Hands are awesome. Hands are marvelous in every sense of the word and are as important to us collectively and individually as are our intellects. Hands are the difference between thinking and doing. There may be other creatures in this world that have intelligence, but if they don’t have hands, they cannot act on that intelligence. They cannot make and place things. Without hands, they are trapped in a world that they cannot control. We should appreciate our hands; they have let us change our environments for good and bad, but always to our will.
Hands can do so many things: a soft touch, a strong handshake, a means to write and to type. Hands relieve an itch, point in a direction, pick a four-leaf clover, slice a tomato, hold an apple, twirl a baton, swat a mosquito, turn a doorknob, propel and launch a paper airplane, hold a railing, unwrap a gift, form and throw a snowball, paint a picture, snap a photograph, form a ceramic piece, tie shoes, operate a computer or a diesel truck, climb a ladder, weld a brace, apply tape, hammer a nail, hang a picture, tighten a nut, adjust a volume control, and connect us to our loved ones—so many things we don’t even think about.

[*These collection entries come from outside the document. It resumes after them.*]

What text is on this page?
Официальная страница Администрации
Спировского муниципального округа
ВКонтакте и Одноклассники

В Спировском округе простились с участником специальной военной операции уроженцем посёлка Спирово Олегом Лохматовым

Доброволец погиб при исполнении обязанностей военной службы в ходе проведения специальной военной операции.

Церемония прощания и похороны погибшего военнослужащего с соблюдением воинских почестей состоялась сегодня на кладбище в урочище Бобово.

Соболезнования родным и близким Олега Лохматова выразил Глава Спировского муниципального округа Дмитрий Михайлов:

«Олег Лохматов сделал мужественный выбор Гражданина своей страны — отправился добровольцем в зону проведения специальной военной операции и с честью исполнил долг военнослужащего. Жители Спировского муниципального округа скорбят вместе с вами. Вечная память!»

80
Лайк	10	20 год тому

They can hold on to things both large and small; they are capable of strength at times or precise gentleness at others. They feel. They caress. Their gentle touch can reassure; their strong grip can convey strength. They are expressive. Open hands convey receptivity; closed hands signal belligerence. For people unable to hear, hands are the means to communicate; when hearing is not impaired, hands reinforce what is being said. When they work correctly, as with all other parts of the human body, hands are miraculous. When they do not work well, as when arthritis strikes, hands can cause anguish.
A little story illustrates the importance of hands. A man died and was given the choice about whether to spend the rest of eternity in heaven or hell. He asked to see them both before he made his decision. In hell, he saw that the people had the most luscious food to eat piled high on tables in front of them, but that their arms were strapped so that they couldn’t bend at the elbows. They could pick up the delicious morsels, but their hands couldn’t deliver the food to their mouths. They anguished over the frustration of not being able to satisfy their hunger. In heaven, he saw the same thing: great food and arms strapped stiff so that they couldn’t bring the food to their mouths. But the residents were not hungry and frustrated as they were in hell. The difference was that in heaven the people were feeding each other.
When I look at other animals trying to eat foods such as apples, so easy for us to hold as we bite into them, I realize how lucky I am to have hands that operate as they do. Especially if the fruit is bigger than the size that fits readily into their mouths, animals really have difficulty taking bites. If food is bigger than we can easily fit into our mouths, we can always use our hands to cut the food into smaller pieces.
As I look at my hands now, I realize that they have become my father’s hands. My hands used to be youthful with taut, smooth, unblemished skin; now, they have dark spots, wrinkles, and protruding veins. This is how I remember my father’s hands in the years before he died. His hands were strong, hands that had performed many years of manual labor, hands that fixed cars when we could not afford to hire a mechanic, hands that held my children when they were small, hands that did not quiver as some do when they age. But they showed his age, and that’s what mine have become, too.
I never thought it would come to this. My hands were once young and strong. They could be gentle when needed; they could place a small electrical resistor in a circuit board or hold delicate thermocouple wires as I soldered them together. They could also be strong when used to open a tightlyclosed pickle jar lid or hold a rope with a steer on the other end. These hands of mine, they always did what they were told, and they hardly ever complained.
When I was in high school, we frequently played softball in the spring. I loved to play center field; from that position, I could see everything happening in front of me, I could run around to back up the other fielders, and I could make spectacular catches of fly balls hit my way. When I didn’t remember to bring my glove, I played anyway, and my hands, always on the larger side, could catch those fly balls with nary a problem. I became known for my bare-handed catches.
During and after college, I used my hands in artistic ways. I took up the guitar and used my hands to entertain myself and others around me. I had to play a 12-string guitar because the size of the neck on a six-string guitar was a little too small to fit my large fingers comfortably. The sound of a 12-string guitar was pleasant to my ear, so I enjoyed playing. I also painted on canvas and tried a little sculpting. Although not museum-quality masterpieces, these works helped me to express my creativity in ways that nothing else could satisfy. These hands of mine have done a lot of things that have made my existence richer and more fulfilling than would have been the case without them.
I have always thought of the healthy human body as a technological marvel. The way that everything works together, much of it automatically and most submissive to our will, can be beyond belief. If we, as engineers, had to design a human body from scratch, we could do not an iota as well as the body each of us has without thinking of it. And a large part of that is due to the hands we have that make life better through manipulation. Even my hands, which have now become as my father’s, are still a source of comfort, satisfaction, and awe.
We appreciate comfy warm gloves in winter’s bitter cold; how much more thankful we should be for the hands that fill the gloves.